Adolescence en exil

Pascale Jamoulle & Jacinthe Mazzocchetti

Dou­ble­ment exi­lés, les ado­les­cents migrants ou enfants de migrants se sentent non seule­ment étran­gers à leurs propres corps et iden­ti­tés, mais sont aus­si dési­gnés comme étran­gers par la socié­té d’accueil et vic­times de dis­qua­li­fi­ca­tion sociale, de vio­lence d’État et d’incessantes « rafales racistes ». Sur base d’observation eth­no­gra­phique, de recueil de récits de vie et d’entretiens, cette enquête, en pro­fon­deur, réa­li­sée dans les quar­tiers du nord-ouest de Bruxelles s’intéresse aux jeunes Bruxel­lois issus des anciennes ou des nou­velles migra­tions. Elle montre en creux qu’aux dis­cri­mi­na­tions subies répondent une soli­da­ri­sa­tion des groupes et un regrou­pe­ment autour de la même cou­leur de peau ou la même ori­gine cultu­relle, une affir­ma­tion des dif­fé­rences et de leur double-culture.

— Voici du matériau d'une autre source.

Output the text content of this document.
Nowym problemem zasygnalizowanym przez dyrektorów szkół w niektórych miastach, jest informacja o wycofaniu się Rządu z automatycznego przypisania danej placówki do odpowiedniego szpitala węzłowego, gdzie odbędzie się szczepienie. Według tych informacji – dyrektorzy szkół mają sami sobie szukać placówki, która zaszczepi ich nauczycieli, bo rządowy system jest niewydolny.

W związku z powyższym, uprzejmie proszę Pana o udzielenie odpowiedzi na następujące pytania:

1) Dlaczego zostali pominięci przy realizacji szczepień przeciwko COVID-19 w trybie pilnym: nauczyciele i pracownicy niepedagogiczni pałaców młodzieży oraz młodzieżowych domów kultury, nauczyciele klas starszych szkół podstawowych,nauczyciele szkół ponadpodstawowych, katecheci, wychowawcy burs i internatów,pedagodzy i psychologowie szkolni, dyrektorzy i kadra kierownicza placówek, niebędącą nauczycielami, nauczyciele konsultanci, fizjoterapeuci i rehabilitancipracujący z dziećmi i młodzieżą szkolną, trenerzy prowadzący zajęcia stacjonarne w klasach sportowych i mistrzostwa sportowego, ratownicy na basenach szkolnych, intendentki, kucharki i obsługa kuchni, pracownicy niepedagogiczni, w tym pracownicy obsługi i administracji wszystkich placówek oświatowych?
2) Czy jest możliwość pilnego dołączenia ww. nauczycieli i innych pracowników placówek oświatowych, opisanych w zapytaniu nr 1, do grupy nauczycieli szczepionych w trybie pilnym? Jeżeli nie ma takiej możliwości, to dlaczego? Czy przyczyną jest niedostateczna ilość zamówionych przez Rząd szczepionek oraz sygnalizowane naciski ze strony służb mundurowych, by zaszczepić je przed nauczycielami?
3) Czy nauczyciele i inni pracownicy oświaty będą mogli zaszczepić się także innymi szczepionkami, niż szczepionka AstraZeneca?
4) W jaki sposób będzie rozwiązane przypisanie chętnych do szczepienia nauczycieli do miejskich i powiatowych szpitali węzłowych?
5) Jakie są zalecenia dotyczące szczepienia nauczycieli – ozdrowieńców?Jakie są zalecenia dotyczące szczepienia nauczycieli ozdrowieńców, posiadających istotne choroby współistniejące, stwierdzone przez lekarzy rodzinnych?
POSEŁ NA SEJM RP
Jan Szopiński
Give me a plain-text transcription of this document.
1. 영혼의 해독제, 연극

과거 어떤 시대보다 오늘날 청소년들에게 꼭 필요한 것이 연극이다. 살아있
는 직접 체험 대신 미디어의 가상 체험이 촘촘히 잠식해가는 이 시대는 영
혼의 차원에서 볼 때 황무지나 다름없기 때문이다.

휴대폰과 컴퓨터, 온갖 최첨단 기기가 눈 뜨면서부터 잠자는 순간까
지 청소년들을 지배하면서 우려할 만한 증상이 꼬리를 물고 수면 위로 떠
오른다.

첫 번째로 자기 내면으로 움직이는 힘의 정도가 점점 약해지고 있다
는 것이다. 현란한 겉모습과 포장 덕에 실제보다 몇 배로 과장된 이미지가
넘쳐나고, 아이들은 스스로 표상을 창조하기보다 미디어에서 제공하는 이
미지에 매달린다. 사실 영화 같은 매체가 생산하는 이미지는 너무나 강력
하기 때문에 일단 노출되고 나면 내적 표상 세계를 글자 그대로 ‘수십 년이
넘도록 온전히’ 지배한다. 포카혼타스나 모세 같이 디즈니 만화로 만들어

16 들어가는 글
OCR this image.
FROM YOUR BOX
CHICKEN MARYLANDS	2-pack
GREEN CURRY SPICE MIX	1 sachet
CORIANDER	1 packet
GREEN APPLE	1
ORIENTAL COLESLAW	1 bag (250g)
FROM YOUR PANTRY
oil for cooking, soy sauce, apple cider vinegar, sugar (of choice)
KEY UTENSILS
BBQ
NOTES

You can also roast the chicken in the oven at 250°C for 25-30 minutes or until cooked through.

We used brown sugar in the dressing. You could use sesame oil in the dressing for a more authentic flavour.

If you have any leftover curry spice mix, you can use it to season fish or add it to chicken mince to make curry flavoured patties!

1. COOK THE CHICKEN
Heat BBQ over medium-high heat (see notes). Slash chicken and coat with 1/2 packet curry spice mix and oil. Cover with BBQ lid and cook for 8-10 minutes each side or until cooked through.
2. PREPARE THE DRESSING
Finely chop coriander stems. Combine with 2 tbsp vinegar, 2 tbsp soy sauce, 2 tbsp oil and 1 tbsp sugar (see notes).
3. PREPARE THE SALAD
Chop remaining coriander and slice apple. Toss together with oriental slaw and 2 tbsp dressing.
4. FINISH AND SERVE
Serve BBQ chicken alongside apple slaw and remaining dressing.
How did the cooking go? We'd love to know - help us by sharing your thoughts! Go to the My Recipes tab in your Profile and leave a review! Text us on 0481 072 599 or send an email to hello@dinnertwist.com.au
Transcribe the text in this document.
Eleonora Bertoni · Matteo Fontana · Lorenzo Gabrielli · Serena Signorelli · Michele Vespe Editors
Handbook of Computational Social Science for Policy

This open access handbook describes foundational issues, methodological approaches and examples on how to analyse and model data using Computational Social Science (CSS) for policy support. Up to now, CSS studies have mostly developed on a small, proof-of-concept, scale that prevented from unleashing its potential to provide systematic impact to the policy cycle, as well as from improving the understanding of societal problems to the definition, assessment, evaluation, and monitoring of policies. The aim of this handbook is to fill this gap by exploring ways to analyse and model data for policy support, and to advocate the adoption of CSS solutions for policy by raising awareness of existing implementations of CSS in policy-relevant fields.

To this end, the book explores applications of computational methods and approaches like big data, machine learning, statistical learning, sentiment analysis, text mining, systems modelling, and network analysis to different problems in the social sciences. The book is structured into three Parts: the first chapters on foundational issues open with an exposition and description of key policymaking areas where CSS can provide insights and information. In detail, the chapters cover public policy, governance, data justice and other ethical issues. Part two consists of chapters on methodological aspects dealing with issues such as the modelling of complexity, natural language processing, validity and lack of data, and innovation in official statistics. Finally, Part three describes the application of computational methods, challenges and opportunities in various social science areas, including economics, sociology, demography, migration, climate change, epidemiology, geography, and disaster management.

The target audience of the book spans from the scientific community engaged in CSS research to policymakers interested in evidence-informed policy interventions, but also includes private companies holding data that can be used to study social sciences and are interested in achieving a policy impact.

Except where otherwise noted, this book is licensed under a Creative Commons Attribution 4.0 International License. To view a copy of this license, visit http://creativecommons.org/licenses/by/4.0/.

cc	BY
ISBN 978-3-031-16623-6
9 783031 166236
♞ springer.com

Ce « com­mu­nau­ta­risme » sup­po­sé pour­rait paraître sus­pect dans nos socié­tés répu­tées uni­ver­sa­listes. En fait, cela éclaire le fos­sé exis­tant entre des dis­cours éga­li­ta­ristes et anti-com­mu­nau­ta­ristes et « l’égalité des chances » que notre socié­té pro­meut alors même qu’elle est pro­fon­dé­ment inéga­li­taire dans les faits. Se regrou­per, dès lors, peut être une stra­té­gie de résis­tance contre une socié­té qui « ne fait pas ce qu’elle dit et ne dit pas ce qu’elle fait ». Pour preuve, les chiffres rap­pe­lés en intro­duc­tion. Si 14 % des Belges vivent sous le seuil de pau­vre­té, ce chiffre monte à 59 % pour les per­sonnes d’origine turque et 56 % pour celles en pro­ve­nance du Maroc ! Le crois­sant de pau­vre­té qui tra­verse plu­sieurs com­munes implique un cumul des pré­ca­ri­tés (loge­ment, emploi, san­té) et des pers­pec­tives d’ascension sociale faible et de des­cen­sion sociale forte.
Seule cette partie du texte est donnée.